The past couple of blogs have dealt with the challenging text demands required by the new common core standards. Teachers who have been used to moving students to easier texts are in for a rude awakening since the new standards push to have students taught at particular Lexile levels that match grade levels rather than “reading levels.”
Last week, I explained the evidence about the importance of text difficulty that was provided by the ACT. This week, I want to expand upon that explanation to show some of the other evidence that the authors of the common core depended upon, evidence that has been persuasively described and summarized by Marilyn Jager Adams in an article published in the American Educator (2010-2011).
Adams synthesized the information from various studies of textbook difficulty and learning, to demonstrate that textbook readabilities for Grades 4–12 have significantly and steadily grown easier since 1919; the difficulty of what adults are expected to read increased during that same time; and there is a relationship between the easing of text difficulty and students’ lower performance on the SAT. Obviously, if these things are true, one would want to ratchet (as the common core does) the difficulty of textbooks back up so that students would be better prepared for the actual reading demands beyond school.
Chall and her colleagues (Chall, Conard, & Harris, 1991) found that despite the fact that SAT passages had been getting easier, scores were declining anyway. Nevertheless, they found that textbooks were getting easier even faster than the SAT, and that reading these easier books appeared to provide poor preparation for dealing with the SAT. Even more convincing was a much larger study (Hayes, Wolfer, & Wolfe, 1996) that examined the readabilities of 800 elementary, middle school, and high school textbooks published between 1919–1991.

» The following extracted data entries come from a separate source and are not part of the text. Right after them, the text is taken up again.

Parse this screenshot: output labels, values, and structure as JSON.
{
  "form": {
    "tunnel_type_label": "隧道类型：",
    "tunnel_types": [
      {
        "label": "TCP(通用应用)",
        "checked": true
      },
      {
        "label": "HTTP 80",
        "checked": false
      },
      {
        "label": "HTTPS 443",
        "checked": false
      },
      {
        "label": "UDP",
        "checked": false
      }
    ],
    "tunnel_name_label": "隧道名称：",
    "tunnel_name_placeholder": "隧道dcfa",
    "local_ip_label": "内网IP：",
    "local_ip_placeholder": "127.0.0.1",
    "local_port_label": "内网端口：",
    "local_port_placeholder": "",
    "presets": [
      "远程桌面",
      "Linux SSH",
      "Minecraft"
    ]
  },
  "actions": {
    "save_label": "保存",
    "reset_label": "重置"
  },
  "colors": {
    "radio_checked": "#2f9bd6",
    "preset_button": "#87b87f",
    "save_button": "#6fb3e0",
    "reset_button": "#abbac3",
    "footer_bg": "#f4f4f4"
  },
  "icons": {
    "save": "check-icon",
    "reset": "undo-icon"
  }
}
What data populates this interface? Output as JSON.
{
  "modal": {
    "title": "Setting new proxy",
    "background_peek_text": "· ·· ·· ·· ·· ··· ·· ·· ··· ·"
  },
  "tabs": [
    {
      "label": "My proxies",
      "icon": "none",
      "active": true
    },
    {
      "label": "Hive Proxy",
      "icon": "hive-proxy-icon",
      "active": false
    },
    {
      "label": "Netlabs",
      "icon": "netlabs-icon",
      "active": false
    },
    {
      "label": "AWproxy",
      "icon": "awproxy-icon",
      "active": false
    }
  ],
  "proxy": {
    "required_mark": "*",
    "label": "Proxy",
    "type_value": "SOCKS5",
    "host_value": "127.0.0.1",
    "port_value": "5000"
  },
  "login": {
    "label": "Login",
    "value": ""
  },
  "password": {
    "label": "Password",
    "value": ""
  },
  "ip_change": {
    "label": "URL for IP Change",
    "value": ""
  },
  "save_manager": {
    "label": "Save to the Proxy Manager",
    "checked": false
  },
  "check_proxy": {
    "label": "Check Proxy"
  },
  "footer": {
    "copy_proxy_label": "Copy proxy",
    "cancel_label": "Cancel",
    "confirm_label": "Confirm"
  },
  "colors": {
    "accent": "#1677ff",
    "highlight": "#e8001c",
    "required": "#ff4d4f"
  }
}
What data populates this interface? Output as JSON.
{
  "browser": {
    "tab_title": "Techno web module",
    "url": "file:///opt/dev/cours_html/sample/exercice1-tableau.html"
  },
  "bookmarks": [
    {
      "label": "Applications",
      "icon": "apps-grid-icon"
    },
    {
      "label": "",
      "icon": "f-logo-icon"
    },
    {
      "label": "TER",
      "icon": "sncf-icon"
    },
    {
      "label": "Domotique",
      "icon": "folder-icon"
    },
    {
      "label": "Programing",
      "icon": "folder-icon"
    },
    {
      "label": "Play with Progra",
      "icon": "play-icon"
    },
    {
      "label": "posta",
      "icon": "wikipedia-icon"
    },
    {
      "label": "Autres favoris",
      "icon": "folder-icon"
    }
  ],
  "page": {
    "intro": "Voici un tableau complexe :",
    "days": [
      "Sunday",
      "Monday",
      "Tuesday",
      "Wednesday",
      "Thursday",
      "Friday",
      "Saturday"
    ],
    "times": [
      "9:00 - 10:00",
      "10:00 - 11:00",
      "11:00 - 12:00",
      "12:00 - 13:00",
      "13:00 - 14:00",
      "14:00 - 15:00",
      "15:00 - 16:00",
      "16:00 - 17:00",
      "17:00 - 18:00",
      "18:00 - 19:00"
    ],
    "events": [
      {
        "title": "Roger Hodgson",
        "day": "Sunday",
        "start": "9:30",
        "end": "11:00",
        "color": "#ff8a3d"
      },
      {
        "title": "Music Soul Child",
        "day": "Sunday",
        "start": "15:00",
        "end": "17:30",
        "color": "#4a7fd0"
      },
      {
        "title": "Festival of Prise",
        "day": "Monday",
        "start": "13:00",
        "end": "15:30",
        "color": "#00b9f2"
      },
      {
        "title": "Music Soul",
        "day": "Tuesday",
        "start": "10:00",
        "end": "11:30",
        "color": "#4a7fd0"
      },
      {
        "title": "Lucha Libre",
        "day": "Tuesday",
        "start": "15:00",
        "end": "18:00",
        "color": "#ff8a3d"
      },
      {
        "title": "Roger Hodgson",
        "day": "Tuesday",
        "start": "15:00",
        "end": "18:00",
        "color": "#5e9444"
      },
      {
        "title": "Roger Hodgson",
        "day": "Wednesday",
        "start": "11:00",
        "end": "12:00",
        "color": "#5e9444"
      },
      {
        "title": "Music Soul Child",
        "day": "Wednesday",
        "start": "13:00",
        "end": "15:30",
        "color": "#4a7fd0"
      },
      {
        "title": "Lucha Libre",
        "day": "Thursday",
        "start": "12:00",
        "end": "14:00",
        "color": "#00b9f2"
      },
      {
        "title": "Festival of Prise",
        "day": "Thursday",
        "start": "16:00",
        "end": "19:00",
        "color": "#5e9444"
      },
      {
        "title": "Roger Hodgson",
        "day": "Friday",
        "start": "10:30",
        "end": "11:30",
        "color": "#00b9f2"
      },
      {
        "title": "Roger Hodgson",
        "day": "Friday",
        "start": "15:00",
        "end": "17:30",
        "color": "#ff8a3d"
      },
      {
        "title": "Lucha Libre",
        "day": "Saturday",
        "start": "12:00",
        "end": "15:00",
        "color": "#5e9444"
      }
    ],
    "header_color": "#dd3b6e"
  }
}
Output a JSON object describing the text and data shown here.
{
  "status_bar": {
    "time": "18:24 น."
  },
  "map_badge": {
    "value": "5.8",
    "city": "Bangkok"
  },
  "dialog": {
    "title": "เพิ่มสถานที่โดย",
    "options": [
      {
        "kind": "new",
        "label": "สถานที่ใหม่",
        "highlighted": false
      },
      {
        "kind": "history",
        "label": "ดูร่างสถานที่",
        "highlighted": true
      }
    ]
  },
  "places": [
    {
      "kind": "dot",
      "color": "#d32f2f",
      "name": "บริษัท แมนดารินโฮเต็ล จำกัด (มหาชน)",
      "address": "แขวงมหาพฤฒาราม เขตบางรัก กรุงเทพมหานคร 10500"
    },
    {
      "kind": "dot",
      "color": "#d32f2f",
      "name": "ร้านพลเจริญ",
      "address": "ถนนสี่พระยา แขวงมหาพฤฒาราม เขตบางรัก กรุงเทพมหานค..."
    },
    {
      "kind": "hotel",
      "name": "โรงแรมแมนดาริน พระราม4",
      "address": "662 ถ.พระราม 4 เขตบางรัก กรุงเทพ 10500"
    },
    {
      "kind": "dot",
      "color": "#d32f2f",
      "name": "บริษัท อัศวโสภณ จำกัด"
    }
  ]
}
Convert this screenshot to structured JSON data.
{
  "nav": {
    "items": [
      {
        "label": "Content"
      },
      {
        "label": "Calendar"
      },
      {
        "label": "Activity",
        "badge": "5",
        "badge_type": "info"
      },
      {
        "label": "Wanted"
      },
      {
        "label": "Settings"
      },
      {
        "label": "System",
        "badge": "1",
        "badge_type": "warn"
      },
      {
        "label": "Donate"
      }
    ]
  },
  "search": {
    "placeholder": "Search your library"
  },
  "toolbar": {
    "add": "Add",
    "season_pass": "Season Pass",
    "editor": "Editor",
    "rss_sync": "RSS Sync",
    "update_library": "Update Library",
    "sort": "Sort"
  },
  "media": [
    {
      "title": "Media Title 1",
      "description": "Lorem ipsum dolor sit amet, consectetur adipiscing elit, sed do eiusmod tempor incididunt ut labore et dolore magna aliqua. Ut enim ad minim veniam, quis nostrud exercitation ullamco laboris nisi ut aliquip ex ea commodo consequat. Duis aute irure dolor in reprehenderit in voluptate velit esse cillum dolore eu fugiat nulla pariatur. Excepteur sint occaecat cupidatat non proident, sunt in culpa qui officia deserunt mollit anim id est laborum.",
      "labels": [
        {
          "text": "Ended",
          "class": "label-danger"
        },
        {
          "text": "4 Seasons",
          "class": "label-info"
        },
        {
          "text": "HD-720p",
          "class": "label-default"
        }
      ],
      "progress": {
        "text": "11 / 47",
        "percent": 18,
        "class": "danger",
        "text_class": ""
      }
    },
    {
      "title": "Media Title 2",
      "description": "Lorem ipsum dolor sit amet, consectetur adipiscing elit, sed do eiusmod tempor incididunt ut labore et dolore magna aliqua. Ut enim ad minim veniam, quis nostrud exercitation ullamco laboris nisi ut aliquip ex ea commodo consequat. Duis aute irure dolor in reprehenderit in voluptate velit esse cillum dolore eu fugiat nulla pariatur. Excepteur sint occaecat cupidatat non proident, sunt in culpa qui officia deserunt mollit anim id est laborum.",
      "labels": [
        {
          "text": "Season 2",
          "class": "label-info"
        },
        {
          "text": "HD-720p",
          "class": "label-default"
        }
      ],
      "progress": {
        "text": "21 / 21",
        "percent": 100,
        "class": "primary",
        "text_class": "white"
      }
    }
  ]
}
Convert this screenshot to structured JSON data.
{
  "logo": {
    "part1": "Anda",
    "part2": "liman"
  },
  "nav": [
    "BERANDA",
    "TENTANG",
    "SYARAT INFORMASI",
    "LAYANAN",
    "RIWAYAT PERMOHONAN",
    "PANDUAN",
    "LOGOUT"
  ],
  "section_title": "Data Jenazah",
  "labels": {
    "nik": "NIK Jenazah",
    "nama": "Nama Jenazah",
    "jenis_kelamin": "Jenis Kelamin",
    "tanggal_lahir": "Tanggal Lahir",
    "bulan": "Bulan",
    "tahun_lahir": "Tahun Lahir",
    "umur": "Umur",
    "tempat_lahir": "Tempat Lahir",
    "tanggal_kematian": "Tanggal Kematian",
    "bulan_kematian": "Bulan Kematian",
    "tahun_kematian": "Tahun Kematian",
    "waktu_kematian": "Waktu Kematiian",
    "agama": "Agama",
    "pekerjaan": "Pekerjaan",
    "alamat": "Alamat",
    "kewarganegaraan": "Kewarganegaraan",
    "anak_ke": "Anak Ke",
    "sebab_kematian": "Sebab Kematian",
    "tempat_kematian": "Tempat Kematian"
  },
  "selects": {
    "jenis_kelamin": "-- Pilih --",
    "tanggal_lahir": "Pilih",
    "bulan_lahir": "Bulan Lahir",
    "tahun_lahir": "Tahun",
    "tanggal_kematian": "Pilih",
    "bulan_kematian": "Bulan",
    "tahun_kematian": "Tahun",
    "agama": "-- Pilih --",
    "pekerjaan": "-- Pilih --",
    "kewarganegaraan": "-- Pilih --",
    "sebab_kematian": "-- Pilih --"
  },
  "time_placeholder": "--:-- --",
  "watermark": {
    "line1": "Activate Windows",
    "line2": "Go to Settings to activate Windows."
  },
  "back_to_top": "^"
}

Hayes and his team correlated the trends in text simplification with student performance on the SAT and found a good fit, concluding that “Long-term exposure to simpler texts may induce a cumulating deficit in the breadth and depth of domain-specific knowledge, lowering reading comprehension and verbal achievement.” Also, the texts used in high school have been found to be significantly easier than the texts students confront after they leave high school; in fact, young people make bigger reading gains during the years following high school than during it (Kirsch & Jungeblut, 1991).
Thus, these correlational data suggest that students will learn more from working with challenging texts than from the so-called “low readability, high interest” books that have become an educational staple. This approach is similar to that taken by athletes: To get stronger, you need to use more physical resistance than your muscles are used to; the more you do, the more you will be capable of doing, so it is essential to increase the workload.
The counter-argument to this heavier-books approach is the widespread belief that there is an optimum difficulty level for texts used to teach students to read. According to instructional level theory, if a text is written at a level that is too difficult for students, then they will become frustrated and discouraged and will not learn. Instructional level theory not only doesn’t agree with the idea that learning comes from working with hard books, but claims that little or no learning would accrue if the books are too hard relative to student performance levels.
The evidence that supports the challenging-text approach obviously has some research support, but this is correlational in nature. Students seem to do better when they get a steady diet of more challenging text, but I would feel much better about this evidence if it were experimental and if there wasn’t such a long-cherished counterargument. Given that, the next installment will weigh the evidence that supports the idea of there being an optimum level of text difficulty that fosters learning.